Well, that’s good, but let’s talk about some of the other forms of gender discrimination and how to stand up against them.
Ngozi’s mother tells her that she will be going to Lagos to live with and work for her aunt, so that her salary can be used to send her younger brother to school.
What would you do, if you were Ngozi?
There are a lot of things I could do! I could: • Explain to my mother that I have a right to go to school too. • Ask my aunt in Lagos if I can go to school there. • Find a youth friendly center for help. • Ask for help from my church or mosque leader.
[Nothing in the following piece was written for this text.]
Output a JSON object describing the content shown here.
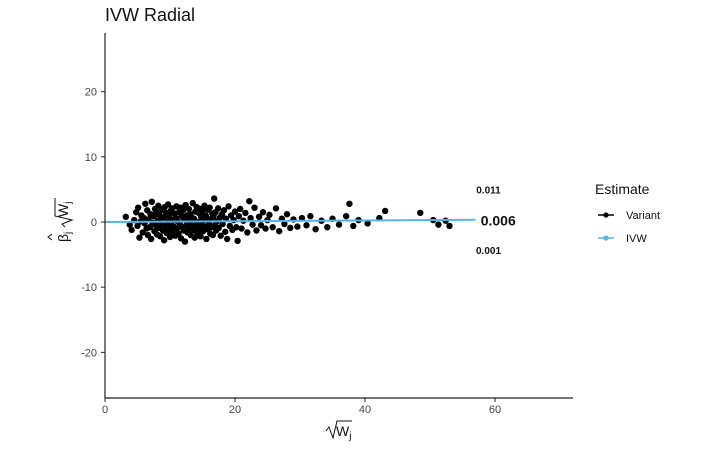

So you would ASSERT what you want, NEGOTIATE for a solution that benefits everyone, and FIND HELP when you need it?
Yeah I would! Do you remember SWAT?
S – Say no effectively. W – Why (give a reason for your decision) A – Suggest an Alternative (if you want) T – Talk it out (discuss your feelings) I can use any, or all of these steps to demand equal treatment for myself and my sisters, brothers, and friends.
Don’t forget, discrimination happens to everyone. While our society mostly discriminates against women, people still occasionally treat men badly because of their gender, too. And anyone can discriminate against you, even if they’re the same gender. Boys and girls need to work together to stop gender discrimination.
We’ve spent a lot of time talking about whether boys and girls are as different as we think. What do you think now?
I think that accepting stereotypes and discrimination based on gender can limit my dreams and goals. There are many reasons why gender discrimination should be stopped!
Gender discrimination should be stopped because: • It is unfair – since both males and females are human, with feelings and abilities. • To make our relationships better and help us avoid unhealthy patterns. • To share an understanding and respect for both genders. • To promote peace, justice, and equality. • It is a fundamental human right. Both men and women are human, and share equal rights and responsibilities.
Can you think of some things boys and girls have in common?
- Both are human beings with feelings, emotions, needs and desires. - They share similar body parts: hands legs, eyes, nose, head, hair, and more. - They both need to eat and may like the same foods. - Males and females have similar abilities, although as individuals they can be unique. - Both receive messages from their families, schools, friends and society about how they should behave.
- They both go through puberty and may develop romantic feelings for other people. - Both males and females may have a religion. - Both males and females can play all games. - They can both make friends of their own AND of the other gender.
I’ve learned a lot today.
Boy and girls, men and women have a lot in common. Many of the things we think are different about them are stereotypes we learn from our society, and not necessarily true. Stereotyping someone based on their gender can lead to discrimination, which makes life harder for everyone
We all need to work together to reach our goal of gender equality.